One of the most common questions I’ve been hearing recently is about how to record stats and count unique users on mobile devices. David Adams from Mobile Research got a lot of attention at Mobile 2.0 when he talked about the mobile analytics service they’re looking to launch as an online service. Excellent! But I think we also need some public discussion about how internet scale mobile metrics should work.
The “internet scale” there is very important. If you need to setup some monitoring for a deal with Sprint or 3 you can figure out what they do and how to properly measure. But what if your mobile traffic can be coming from any carrier anywhere in the world? What if it could also be coming from special purpose mobile devices like Nintendo DS or Playstation Portable systems? Or machines like the Wii? How do you put together a stats system that reliably figures out if a particular user or device has been seen before?
We’re very quick to say that mobile offers a unique advantage in increased ability to identify and target individual users. While that might be easily true inside the carrier umbrella, extending it out to the Wild Wild Web is what makes it actually interesting. And it’s much harder to determine the right way to track once you cross carrier boundaries.
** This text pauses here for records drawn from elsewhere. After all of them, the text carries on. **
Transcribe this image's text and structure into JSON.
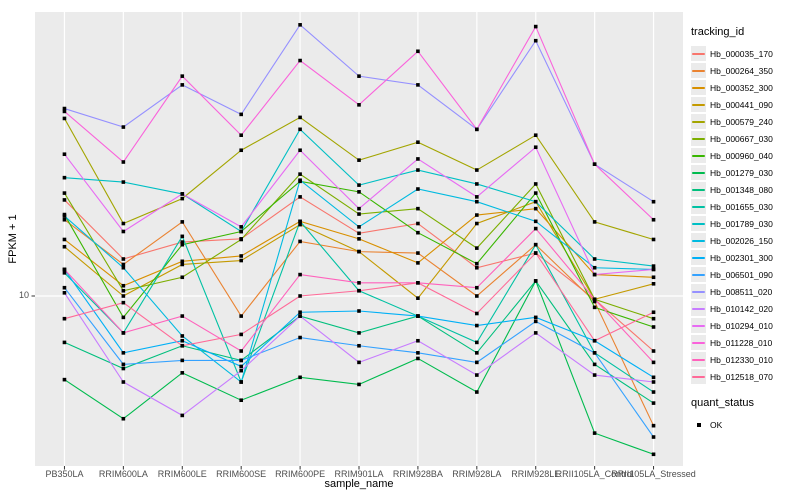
{
  "figure": {
    "y_axis": {
      "title": "FPKM + 1",
      "scale": "log10",
      "tick_labels": [
        "10"
      ]
    },
    "x_axis": {
      "title": "sample_name"
    },
    "legends": {
      "tracking": {
        "title": "tracking_id"
      },
      "quant": {
        "title": "quant_status",
        "items": [
          {
            "label": "OK",
            "marker": "filled-black-square"
          }
        ]
      }
    },
    "colors": {
      "panel_bg": "#EBEBEB",
      "grid": "#FFFFFF",
      "tick_text": "#4D4D4D",
      "axis_text": "#000000",
      "point": "#000000"
    }
  },
  "chart_data": {
    "type": "line",
    "title": "",
    "xlabel": "sample_name",
    "ylabel": "FPKM + 1",
    "y_scale": "log10",
    "ylim": [
      2,
      145
    ],
    "y_ticks": [
      10
    ],
    "grid": "on",
    "legend_position": "right",
    "point_marker": {
      "legend": "quant_status",
      "label": "OK",
      "shape": "filled-square",
      "color": "#000000"
    },
    "categories": [
      "PB350LA",
      "RRIM600LA",
      "RRIM600LE",
      "RRIM600SE",
      "RRIM600PE",
      "RRIM901LA",
      "RRIM928BA",
      "RRIM928LA",
      "RRIM928LE",
      "RRII105LA_Control",
      "RRII105LA_Stressed"
    ],
    "series": [
      {
        "name": "Hb_000035_170",
        "color": "#F8766D",
        "values": [
          24.4,
          14.1,
          16.5,
          17.0,
          25.1,
          17.9,
          19.6,
          13.0,
          14.9,
          9.7,
          6.0
        ]
      },
      {
        "name": "Hb_000264_350",
        "color": "#EA8331",
        "values": [
          20.3,
          13.4,
          19.9,
          8.3,
          16.6,
          15.1,
          14.9,
          10.0,
          16.1,
          9.5,
          3.0
        ]
      },
      {
        "name": "Hb_000352_300",
        "color": "#D89000",
        "values": [
          16.9,
          11.0,
          13.8,
          14.5,
          20.0,
          17.0,
          13.6,
          21.2,
          22.5,
          12.2,
          11.9
        ]
      },
      {
        "name": "Hb_000441_090",
        "color": "#C49A00",
        "values": [
          15.8,
          10.0,
          13.4,
          13.9,
          19.4,
          15.1,
          9.8,
          19.6,
          24.0,
          9.7,
          11.2
        ]
      },
      {
        "name": "Hb_000579_240",
        "color": "#A3A500",
        "values": [
          52.0,
          19.6,
          24.7,
          38.7,
          52.5,
          35.3,
          41.7,
          32.2,
          44.5,
          19.9,
          16.9
        ]
      },
      {
        "name": "Hb_000667_030",
        "color": "#7CAE00",
        "values": [
          26.0,
          10.5,
          11.9,
          16.9,
          31.0,
          21.4,
          22.5,
          15.6,
          28.3,
          9.7,
          8.1
        ]
      },
      {
        "name": "Hb_000960_040",
        "color": "#39B600",
        "values": [
          21.3,
          8.2,
          16.1,
          18.2,
          29.0,
          26.3,
          18.0,
          13.5,
          26.0,
          9.0,
          7.5
        ]
      },
      {
        "name": "Hb_001279_030",
        "color": "#00BB4E",
        "values": [
          4.6,
          3.2,
          4.9,
          3.8,
          4.7,
          4.4,
          5.6,
          4.1,
          11.5,
          2.8,
          2.3
        ]
      },
      {
        "name": "Hb_001348_080",
        "color": "#00BF7D",
        "values": [
          6.5,
          5.1,
          6.3,
          5.5,
          8.3,
          7.1,
          8.3,
          5.9,
          11.5,
          5.3,
          3.7
        ]
      },
      {
        "name": "Hb_001655_030",
        "color": "#00C1A3",
        "values": [
          12.4,
          7.1,
          17.4,
          4.5,
          20.0,
          10.5,
          8.3,
          6.5,
          16.1,
          5.9,
          4.1
        ]
      },
      {
        "name": "Hb_001789_030",
        "color": "#00BFC4",
        "values": [
          30.0,
          28.8,
          25.8,
          18.2,
          47.0,
          28.0,
          32.2,
          28.3,
          24.0,
          14.1,
          13.2
        ]
      },
      {
        "name": "Hb_002026_150",
        "color": "#00BAE0",
        "values": [
          21.0,
          13.0,
          6.9,
          4.5,
          29.3,
          19.0,
          27.0,
          24.0,
          20.0,
          13.0,
          12.8
        ]
      },
      {
        "name": "Hb_002301_300",
        "color": "#00B0F6",
        "values": [
          12.8,
          5.9,
          6.6,
          5.2,
          8.6,
          8.7,
          8.3,
          7.6,
          8.2,
          6.6,
          4.7
        ]
      },
      {
        "name": "Hb_006501_090",
        "color": "#35A2FF",
        "values": [
          10.8,
          5.3,
          5.5,
          5.5,
          6.8,
          6.3,
          5.9,
          5.4,
          7.9,
          5.9,
          2.7
        ]
      },
      {
        "name": "Hb_008511_020",
        "color": "#9590FF",
        "values": [
          57.0,
          48.0,
          71.0,
          54.0,
          124.0,
          77.0,
          71.0,
          47.0,
          107.0,
          34.0,
          24.0
        ]
      },
      {
        "name": "Hb_010142_020",
        "color": "#C77CFF",
        "values": [
          10.3,
          4.5,
          3.3,
          5.0,
          8.3,
          5.4,
          6.6,
          4.8,
          7.1,
          4.8,
          4.5
        ]
      },
      {
        "name": "Hb_010294_010",
        "color": "#E76BF3",
        "values": [
          37.3,
          18.2,
          25.8,
          19.0,
          38.7,
          22.5,
          35.7,
          25.1,
          39.8,
          12.2,
          12.8
        ]
      },
      {
        "name": "Hb_011228_010",
        "color": "#FA62DB",
        "values": [
          55.5,
          34.7,
          77.0,
          44.5,
          89.0,
          59.0,
          97.0,
          47.0,
          122.0,
          34.0,
          20.3
        ]
      },
      {
        "name": "Hb_012330_010",
        "color": "#FF62BC",
        "values": [
          12.8,
          7.1,
          8.3,
          6.0,
          12.2,
          11.3,
          11.3,
          10.8,
          18.7,
          9.7,
          5.4
        ]
      },
      {
        "name": "Hb_012518_070",
        "color": "#FF6A98",
        "values": [
          8.1,
          9.4,
          6.3,
          7.0,
          10.0,
          10.5,
          11.3,
          8.5,
          14.9,
          6.6,
          8.6
        ]
      }
    ]
  }
}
Here are some of the interesting challenges and benefits I’ve run across so far:
- Cookie support is still very non-standard, see the entry about cookies at the Wireless FAQ. There’s everything to worry about from the device not supporting them, to the gateway stripping them, to cookies getting deleted at the end of the session. That stuff can be a pain in the ass when developing an app. But in that environment it means you either have to do URL based session management or maybe the user has to login every time they hit the service. If you’re talking about delivering reliable metrics however that’s killer, you just have no idea how a mobile browser is going to behave.
- The MSISDN is anything but standard. In theory it’s a way to uniquely identify the SIM card used in GSM systems. Fantastic! Except that even across different GSM carriers the use of the MSISDN is inconsistent. My understanding of the evolution of the feature was that originally it was the phone number of the handset sent in the clear, and you can still see it used that way at times (China Mobile for example sends phone number in the clear… but not User Agent, go figure). However it was quickly realized that blasting out a users phone number with every HTTP request sent from their handset was rife with potential for abuse. So then the numbers started getting obfuscated. And put into headers with slightly different names, or jammed into different headers completely. Sometimes combined with session info so that the MSISDN isn’t actually always the same ID for the same handset on the same network. Add that together with not all carriers being cased on GSM.
- Because traffic out to the wider internet from carriers tends to come out through a relatively small set of gateway machines it’s much harder to do identification of unique user agent/IP pairs to count unique users.
- Plus carrier gateways behave weird. Sometimes they send multiple requests when I expect them to send one. Sometimes they cache stuff when I don’t really expect them to. Plus you throw transcoding engines into the mix and it gets really hard to predict what could be happening on a network.
That makes it a pretty difficult environment in general, and I haven’t really seen much that addresses the core issue of getting folks to agree on some common metrics and how they should be calculated.

This is right on. It’s amazing how unaware people are of these difficulties, and the huge challenges involved in measuring and analyzing mobile traffic reliably.